Illustration: Aïda Amer/Axios
Uber on Thursday filed for its long-awaited IPO, on the heels of a recent listing for smaller ride-hail rival Lyft.
The bottom line: Uber filed to raise $1 billion, but that is said to be a placeholder for actual plans to raise $10 billion. That latter number would be the eighth-largest U.S. IPO of all time.
Uber plans to trade on the New York Stock Exchange under ticker symbol UBER.
We're still a couple of weeks away from getting formal word on share price, but reports are that it plans to seek an initial market valuation of between $90 billion and $100 billion.
- If it were to hit that top mark, it would become the 30th most valuable company listed on a U.S. exchange, topping such names as ConocoPhillips and General Electric. It also would be larger than the two Wall Street banks leading its IPO, Morgan Stanley and Goldman Sachs.
- There had been talk last year of a $120 billion valuation expectation, but that was coming from bankers trying to win the deal. It was as much a reflection of boisterous salesmanship as it was of Uber's public prospects.
- Lyft shares closed today at $61.01, up 1.48% on the day but down over 15% from its IPO price. Lyft's current market cap is around $20.6 billion.
By the numbers:
- Uber generated $11.27 billion in 2018 revenue, up 42% from 2017 and 193% from 2016.
- $9.2 billion of that 2018 revenue came from ride-share. Uber Eats generated $757 million, while Uber Freight did $125 million in just the fourth quarter.
- It was technically profitable in 2018 thanks to divestitures of its Russia and Southeast Asia operations, but had an operating loss of around $3 billion.

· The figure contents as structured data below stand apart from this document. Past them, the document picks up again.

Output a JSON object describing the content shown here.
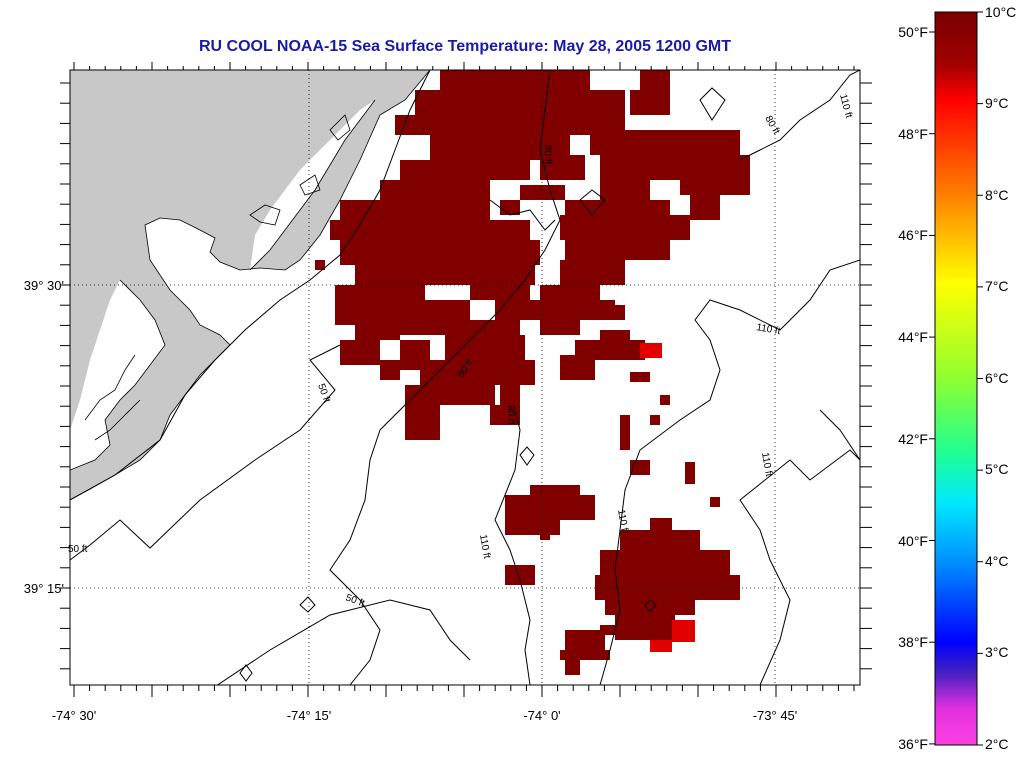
{
  "title": "RU COOL  NOAA-15  Sea Surface Temperature:  May 28, 2005 1200 GMT",
  "colors": {
    "sst_warm": "#800000",
    "sst_hot": "#e00000",
    "land": "#c8c8c8",
    "title": "#1a1aaa"
  },
  "map": {
    "lon_labels": [
      "-74° 30'",
      "-74° 15'",
      "-74° 0'",
      "-73° 45'"
    ],
    "lat_labels": [
      "39° 30'",
      "39° 15'"
    ]
  },
  "isobaths": [
    {
      "label": "50 ft"
    },
    {
      "label": "50 ft"
    },
    {
      "label": "50 ft"
    },
    {
      "label": "80 ft"
    },
    {
      "label": "80 ft"
    },
    {
      "label": "80 ft"
    },
    {
      "label": "110 ft"
    },
    {
      "label": "110 ft"
    },
    {
      "label": "110 ft"
    },
    {
      "label": "110 ft"
    },
    {
      "label": "110 ft"
    },
    {
      "label": "80 ft"
    }
  ],
  "colorbar": {
    "celsius_labels": [
      "10°C",
      "9°C",
      "8°C",
      "7°C",
      "6°C",
      "5°C",
      "4°C",
      "3°C",
      "2°C"
    ],
    "fahrenheit_labels": [
      "50°F",
      "48°F",
      "46°F",
      "44°F",
      "42°F",
      "40°F",
      "38°F",
      "36°F"
    ]
  }
}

- It had of $6.4 billion cash on hand as of year-end, and $6.9 billion of long-term debt.
- There are a total of 29 banks listed on the IPO, including Morgan Stanley and Goldman.

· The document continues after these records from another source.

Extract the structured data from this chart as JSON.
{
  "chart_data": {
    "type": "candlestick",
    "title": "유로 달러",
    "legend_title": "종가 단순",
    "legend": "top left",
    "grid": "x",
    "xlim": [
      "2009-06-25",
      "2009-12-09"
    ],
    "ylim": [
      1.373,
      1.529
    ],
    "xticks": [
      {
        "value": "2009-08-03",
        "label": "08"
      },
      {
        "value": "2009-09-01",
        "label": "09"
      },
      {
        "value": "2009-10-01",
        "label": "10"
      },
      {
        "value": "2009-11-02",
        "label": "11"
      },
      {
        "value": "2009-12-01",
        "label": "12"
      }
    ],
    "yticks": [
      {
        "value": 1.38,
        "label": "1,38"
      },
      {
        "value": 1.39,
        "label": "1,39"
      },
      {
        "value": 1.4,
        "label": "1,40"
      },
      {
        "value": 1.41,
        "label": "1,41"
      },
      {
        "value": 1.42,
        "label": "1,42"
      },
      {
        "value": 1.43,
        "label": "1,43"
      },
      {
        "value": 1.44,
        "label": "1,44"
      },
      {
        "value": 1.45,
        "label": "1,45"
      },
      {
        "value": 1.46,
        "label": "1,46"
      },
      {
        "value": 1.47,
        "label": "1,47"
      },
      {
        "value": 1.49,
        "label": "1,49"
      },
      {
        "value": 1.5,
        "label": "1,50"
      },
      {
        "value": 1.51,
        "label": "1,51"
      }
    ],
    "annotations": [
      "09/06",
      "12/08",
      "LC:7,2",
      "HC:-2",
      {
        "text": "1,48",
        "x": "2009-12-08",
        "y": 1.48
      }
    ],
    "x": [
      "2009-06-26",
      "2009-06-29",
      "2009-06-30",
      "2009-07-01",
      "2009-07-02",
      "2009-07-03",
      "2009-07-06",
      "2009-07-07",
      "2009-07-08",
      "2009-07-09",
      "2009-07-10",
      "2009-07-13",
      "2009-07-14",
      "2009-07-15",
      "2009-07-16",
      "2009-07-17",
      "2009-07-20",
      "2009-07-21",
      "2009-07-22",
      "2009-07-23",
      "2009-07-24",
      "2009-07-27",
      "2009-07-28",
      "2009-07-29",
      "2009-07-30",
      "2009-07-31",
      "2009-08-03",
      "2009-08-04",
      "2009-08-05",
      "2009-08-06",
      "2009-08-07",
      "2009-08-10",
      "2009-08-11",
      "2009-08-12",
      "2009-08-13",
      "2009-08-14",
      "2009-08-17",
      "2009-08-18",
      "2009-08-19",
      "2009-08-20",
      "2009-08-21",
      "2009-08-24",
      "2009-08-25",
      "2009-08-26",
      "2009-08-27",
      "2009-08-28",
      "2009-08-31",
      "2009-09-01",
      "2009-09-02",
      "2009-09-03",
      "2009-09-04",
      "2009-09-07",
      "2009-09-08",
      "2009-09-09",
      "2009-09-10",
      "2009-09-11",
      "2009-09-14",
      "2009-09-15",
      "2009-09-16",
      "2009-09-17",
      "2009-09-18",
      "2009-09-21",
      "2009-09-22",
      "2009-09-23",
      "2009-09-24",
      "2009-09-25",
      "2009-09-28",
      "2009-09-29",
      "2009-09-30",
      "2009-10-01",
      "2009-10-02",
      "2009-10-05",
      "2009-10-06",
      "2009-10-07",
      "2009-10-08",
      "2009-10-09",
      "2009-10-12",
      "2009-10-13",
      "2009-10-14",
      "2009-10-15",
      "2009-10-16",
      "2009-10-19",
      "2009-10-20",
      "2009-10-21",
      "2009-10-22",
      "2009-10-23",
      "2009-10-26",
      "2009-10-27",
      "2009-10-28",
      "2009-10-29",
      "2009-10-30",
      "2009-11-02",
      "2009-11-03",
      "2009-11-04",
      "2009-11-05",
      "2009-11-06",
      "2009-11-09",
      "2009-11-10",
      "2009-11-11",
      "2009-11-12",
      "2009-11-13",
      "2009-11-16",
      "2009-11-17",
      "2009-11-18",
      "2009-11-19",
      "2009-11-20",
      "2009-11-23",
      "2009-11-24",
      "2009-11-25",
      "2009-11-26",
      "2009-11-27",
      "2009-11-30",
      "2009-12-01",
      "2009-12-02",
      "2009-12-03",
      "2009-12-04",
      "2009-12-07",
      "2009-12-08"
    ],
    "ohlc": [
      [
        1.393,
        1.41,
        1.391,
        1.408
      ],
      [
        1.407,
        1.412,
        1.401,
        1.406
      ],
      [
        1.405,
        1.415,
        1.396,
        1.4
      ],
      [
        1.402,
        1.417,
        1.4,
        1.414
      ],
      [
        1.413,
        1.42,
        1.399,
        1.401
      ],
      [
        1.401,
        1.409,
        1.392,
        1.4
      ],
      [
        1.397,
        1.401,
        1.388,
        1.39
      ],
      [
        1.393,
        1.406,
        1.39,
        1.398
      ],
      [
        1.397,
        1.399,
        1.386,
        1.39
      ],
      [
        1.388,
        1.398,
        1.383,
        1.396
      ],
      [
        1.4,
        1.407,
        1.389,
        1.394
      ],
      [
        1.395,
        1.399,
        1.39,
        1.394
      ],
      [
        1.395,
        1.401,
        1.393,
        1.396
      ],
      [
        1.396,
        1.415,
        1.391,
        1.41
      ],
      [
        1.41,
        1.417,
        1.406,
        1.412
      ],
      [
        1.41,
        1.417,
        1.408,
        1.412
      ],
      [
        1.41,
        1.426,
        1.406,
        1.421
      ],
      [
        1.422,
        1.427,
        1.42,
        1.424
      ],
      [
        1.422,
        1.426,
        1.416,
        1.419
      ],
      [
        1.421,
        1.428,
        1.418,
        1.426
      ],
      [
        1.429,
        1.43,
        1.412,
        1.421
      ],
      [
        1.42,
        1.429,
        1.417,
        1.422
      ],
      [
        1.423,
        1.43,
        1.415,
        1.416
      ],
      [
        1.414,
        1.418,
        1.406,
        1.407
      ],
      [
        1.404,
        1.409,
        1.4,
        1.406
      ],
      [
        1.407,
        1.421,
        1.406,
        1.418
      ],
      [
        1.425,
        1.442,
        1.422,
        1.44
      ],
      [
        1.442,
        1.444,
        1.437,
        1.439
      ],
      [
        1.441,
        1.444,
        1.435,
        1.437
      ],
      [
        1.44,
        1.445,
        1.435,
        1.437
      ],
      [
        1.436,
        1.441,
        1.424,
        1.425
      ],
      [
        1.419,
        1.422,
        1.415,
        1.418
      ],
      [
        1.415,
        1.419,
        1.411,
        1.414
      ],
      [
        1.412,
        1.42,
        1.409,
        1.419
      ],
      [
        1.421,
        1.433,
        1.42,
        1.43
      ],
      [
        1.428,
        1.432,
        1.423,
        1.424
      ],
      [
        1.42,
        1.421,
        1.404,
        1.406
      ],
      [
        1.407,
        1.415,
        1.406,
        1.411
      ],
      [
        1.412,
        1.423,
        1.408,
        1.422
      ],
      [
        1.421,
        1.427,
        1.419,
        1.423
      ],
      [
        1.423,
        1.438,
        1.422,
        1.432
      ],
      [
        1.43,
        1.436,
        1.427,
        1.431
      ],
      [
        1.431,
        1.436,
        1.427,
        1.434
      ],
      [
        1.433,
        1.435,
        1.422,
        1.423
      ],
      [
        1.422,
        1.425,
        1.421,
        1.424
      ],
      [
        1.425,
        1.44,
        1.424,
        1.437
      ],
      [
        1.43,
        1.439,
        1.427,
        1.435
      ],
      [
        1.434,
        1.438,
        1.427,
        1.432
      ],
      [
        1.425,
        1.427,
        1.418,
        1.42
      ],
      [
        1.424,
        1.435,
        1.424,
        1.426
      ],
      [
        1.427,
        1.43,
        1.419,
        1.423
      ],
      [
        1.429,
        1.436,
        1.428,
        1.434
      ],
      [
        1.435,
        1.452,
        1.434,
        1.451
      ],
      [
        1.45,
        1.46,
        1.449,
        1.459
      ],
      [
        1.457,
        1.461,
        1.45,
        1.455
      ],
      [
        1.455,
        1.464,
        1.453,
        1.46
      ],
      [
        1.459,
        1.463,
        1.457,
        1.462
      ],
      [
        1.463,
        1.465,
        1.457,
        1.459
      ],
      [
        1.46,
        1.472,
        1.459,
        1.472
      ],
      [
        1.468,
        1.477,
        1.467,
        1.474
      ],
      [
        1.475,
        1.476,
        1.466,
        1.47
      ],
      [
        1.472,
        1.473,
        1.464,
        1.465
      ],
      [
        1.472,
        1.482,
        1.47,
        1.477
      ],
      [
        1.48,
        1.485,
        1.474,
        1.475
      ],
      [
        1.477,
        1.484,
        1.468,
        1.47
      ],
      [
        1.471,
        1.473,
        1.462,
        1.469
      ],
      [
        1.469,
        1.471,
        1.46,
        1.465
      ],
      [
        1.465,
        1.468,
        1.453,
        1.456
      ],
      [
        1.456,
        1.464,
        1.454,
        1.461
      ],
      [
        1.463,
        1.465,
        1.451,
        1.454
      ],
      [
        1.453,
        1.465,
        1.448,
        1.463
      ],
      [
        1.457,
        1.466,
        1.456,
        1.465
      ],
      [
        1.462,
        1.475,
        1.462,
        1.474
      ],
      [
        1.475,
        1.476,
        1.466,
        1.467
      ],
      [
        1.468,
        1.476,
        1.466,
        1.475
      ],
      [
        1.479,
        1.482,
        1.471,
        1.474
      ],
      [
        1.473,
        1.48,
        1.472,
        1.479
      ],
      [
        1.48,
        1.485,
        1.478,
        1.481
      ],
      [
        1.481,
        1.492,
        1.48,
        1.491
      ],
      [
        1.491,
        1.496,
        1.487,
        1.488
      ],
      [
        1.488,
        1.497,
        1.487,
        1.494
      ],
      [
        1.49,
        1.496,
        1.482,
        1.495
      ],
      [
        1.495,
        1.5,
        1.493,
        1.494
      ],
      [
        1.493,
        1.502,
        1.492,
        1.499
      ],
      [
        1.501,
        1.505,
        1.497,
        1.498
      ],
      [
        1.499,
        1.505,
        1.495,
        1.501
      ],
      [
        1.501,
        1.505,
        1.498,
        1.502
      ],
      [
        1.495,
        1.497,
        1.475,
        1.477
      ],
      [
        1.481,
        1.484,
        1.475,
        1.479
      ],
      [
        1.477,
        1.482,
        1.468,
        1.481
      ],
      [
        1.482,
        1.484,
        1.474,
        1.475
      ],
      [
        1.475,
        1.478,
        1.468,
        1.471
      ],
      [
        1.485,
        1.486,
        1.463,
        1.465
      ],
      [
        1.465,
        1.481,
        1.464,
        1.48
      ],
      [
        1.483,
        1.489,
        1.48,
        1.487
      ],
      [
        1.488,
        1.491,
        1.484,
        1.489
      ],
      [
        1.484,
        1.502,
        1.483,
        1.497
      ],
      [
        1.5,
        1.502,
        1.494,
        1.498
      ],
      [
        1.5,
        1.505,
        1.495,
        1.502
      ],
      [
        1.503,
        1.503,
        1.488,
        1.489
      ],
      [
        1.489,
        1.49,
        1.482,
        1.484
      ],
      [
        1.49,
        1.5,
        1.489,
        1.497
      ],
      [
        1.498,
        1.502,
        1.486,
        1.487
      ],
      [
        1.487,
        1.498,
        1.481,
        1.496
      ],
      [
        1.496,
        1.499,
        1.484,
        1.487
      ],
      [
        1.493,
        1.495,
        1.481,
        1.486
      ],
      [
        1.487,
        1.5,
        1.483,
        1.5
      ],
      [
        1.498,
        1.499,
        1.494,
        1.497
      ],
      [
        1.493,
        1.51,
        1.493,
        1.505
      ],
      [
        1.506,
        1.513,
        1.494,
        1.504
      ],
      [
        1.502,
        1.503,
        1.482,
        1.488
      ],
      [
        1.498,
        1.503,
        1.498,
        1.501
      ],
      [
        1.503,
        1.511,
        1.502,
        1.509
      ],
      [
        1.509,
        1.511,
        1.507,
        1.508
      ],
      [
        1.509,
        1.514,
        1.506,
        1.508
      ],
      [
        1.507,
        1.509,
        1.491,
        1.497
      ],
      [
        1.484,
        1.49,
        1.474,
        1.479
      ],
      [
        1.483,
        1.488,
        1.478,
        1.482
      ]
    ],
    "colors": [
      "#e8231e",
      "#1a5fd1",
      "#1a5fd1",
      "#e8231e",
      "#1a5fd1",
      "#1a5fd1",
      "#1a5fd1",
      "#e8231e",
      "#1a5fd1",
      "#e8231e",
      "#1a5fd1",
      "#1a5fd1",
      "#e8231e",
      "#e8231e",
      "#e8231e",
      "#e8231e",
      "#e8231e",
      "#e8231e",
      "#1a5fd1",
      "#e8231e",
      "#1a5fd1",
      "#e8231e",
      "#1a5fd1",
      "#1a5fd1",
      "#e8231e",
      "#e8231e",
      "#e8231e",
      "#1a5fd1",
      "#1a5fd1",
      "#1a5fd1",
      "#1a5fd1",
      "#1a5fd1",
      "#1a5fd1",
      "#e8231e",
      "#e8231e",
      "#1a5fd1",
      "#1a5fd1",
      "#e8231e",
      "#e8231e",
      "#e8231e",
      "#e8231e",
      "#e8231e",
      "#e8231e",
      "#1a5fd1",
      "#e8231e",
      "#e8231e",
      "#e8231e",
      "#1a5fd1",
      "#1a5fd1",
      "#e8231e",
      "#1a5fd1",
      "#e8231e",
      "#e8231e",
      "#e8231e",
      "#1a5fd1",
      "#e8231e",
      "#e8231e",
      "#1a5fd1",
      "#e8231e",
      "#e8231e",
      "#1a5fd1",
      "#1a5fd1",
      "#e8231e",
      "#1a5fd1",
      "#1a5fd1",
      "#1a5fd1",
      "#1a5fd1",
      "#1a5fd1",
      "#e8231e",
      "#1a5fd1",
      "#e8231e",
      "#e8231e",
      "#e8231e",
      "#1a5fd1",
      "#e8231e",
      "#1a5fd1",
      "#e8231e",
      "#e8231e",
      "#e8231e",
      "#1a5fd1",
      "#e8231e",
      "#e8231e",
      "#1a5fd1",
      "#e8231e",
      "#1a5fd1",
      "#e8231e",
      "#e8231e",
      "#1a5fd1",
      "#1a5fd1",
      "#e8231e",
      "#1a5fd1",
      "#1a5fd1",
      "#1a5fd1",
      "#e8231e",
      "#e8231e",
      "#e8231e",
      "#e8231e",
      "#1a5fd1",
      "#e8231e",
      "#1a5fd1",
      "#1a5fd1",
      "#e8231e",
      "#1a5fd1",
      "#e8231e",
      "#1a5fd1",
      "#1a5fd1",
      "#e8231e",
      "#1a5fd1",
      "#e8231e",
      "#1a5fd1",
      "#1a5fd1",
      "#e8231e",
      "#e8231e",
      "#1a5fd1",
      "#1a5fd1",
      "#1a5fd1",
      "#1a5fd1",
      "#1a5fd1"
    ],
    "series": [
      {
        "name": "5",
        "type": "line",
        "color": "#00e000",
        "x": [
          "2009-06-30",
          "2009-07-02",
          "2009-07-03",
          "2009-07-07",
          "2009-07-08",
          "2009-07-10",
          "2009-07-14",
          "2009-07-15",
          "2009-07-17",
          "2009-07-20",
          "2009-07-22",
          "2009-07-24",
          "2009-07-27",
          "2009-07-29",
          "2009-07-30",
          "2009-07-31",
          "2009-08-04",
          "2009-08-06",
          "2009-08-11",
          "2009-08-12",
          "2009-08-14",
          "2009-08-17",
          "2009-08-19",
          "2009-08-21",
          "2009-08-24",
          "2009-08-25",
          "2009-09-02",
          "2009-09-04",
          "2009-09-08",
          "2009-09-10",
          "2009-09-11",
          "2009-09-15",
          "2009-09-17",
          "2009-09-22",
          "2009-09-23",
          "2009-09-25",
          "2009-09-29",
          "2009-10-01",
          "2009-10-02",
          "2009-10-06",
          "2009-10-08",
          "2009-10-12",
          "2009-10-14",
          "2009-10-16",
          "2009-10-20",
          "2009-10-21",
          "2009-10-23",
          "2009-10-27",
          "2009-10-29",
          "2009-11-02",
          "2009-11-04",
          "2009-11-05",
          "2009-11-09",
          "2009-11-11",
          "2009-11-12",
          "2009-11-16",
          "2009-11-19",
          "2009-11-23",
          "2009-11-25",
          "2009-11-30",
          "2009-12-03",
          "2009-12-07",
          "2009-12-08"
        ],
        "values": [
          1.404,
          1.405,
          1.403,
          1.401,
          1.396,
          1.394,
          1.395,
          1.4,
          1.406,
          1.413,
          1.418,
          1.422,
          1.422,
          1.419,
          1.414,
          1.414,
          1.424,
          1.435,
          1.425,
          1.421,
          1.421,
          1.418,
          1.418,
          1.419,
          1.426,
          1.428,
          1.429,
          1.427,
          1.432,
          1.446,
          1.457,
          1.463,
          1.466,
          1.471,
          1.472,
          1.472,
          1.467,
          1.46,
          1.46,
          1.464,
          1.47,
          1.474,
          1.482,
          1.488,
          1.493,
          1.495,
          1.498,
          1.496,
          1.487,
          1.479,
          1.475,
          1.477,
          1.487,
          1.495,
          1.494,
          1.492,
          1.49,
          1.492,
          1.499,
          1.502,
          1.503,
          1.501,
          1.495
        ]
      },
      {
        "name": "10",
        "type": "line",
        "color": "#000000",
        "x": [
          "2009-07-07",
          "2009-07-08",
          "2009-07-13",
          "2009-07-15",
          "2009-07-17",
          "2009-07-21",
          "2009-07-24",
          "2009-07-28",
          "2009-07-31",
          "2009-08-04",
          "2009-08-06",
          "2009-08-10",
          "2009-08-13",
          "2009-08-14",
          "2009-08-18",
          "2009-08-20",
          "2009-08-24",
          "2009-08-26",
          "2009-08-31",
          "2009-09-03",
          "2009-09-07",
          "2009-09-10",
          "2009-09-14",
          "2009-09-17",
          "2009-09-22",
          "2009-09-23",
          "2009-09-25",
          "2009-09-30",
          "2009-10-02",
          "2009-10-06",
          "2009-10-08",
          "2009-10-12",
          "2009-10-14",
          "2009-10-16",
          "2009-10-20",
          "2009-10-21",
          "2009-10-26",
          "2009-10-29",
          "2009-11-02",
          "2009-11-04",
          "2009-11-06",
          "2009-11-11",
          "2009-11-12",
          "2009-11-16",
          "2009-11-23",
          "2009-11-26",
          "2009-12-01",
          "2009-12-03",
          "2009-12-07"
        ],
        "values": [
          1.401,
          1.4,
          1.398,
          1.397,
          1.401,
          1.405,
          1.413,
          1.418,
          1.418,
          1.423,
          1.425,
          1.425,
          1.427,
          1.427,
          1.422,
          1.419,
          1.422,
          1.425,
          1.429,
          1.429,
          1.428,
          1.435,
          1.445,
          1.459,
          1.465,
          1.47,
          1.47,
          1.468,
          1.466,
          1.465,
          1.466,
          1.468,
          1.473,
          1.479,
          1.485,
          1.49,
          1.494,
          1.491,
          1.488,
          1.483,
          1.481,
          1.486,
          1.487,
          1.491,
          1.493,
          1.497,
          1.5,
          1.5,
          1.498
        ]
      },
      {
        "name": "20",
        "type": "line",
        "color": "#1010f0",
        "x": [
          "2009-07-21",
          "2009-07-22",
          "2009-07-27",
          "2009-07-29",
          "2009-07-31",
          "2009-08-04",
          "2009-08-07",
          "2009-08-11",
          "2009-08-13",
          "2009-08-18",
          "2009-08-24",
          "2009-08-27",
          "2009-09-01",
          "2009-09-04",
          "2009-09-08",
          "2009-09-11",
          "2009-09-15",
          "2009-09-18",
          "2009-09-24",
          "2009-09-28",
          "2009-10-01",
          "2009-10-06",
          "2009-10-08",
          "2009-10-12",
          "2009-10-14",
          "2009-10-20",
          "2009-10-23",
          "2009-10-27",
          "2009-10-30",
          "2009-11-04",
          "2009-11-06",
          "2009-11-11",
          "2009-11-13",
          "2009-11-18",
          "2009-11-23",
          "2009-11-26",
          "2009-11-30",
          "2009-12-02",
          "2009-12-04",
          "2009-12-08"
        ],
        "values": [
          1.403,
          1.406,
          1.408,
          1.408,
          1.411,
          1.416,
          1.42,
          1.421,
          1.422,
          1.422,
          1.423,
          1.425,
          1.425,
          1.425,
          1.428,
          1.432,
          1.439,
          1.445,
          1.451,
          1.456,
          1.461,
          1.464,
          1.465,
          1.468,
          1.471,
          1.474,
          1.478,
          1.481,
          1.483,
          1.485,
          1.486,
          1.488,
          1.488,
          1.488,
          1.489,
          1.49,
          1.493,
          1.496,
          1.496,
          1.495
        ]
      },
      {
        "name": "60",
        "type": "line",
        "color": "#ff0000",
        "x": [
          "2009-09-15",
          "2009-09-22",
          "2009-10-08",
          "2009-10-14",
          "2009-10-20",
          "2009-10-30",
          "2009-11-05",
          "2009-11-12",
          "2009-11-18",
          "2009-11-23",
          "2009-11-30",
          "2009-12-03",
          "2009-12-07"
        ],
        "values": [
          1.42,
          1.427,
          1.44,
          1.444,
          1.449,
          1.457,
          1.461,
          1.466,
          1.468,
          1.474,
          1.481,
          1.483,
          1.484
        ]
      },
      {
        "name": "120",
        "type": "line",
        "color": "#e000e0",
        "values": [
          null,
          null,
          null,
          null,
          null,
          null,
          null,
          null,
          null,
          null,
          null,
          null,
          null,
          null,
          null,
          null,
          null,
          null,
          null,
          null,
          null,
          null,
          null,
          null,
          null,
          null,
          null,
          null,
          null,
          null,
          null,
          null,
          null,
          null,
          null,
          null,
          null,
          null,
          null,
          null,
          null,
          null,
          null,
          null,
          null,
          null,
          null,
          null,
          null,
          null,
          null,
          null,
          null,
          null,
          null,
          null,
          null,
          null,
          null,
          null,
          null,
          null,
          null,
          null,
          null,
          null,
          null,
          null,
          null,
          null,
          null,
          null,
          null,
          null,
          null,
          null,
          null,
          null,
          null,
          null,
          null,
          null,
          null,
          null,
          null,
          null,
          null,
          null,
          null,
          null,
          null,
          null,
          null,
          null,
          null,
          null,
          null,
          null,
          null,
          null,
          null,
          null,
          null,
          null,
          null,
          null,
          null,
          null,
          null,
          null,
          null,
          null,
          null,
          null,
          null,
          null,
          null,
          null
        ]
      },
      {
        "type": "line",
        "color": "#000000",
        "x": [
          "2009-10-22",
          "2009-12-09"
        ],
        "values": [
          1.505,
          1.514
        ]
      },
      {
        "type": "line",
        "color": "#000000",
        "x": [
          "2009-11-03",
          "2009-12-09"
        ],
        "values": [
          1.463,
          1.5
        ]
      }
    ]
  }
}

- CEO Dara Khosrowshahi last year earned a base salary of $1 million, plus a $2 million bonus and around $40 million in stock awards.
- Uber reports a 15.4% ownership stake in Chinese ride-hail rival Didi Chuxing, a 23.2% stake in Southeast Asia's Grab and a 38% stake in Russia's Yandex Taxi venture. These holdings largely prevent Uber from competing in those markets for the next four years (or six years, in the case of Russia).

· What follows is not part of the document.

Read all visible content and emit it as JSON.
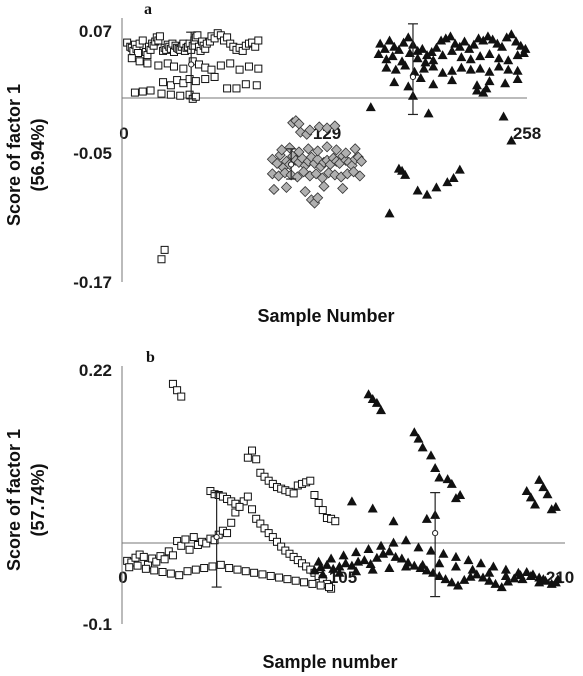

- Its largest outside shareholder is SoftBank with a 16.3% stake. Other major shareholders include Benchmark (11%), Expa (6%), Saudi Arabia's Public Investment Fund (5.3%), and Alphabet (5.2%). Former CEO Travis Kalanick has an 8.6% position.
- Uber will provide qualifying drivers with cash rewards of between $2,500 and $10,000, based primarily on the number of trips driven. Qualifying U.S. drivers also will have the option to buy a limited number of shares in the IPO, without lock-up restrictions.
Uber acknowledges that successful efforts to reclassify its drivers as employees, as opposed to contractors, "would have an adverse effect on our business and financial condition."
- It also has concerns about another spate of bad press like it received in 2017, when a controversy related to President Trump's travel ban caused "hundreds of thousands" of Uber users to stop using the platform.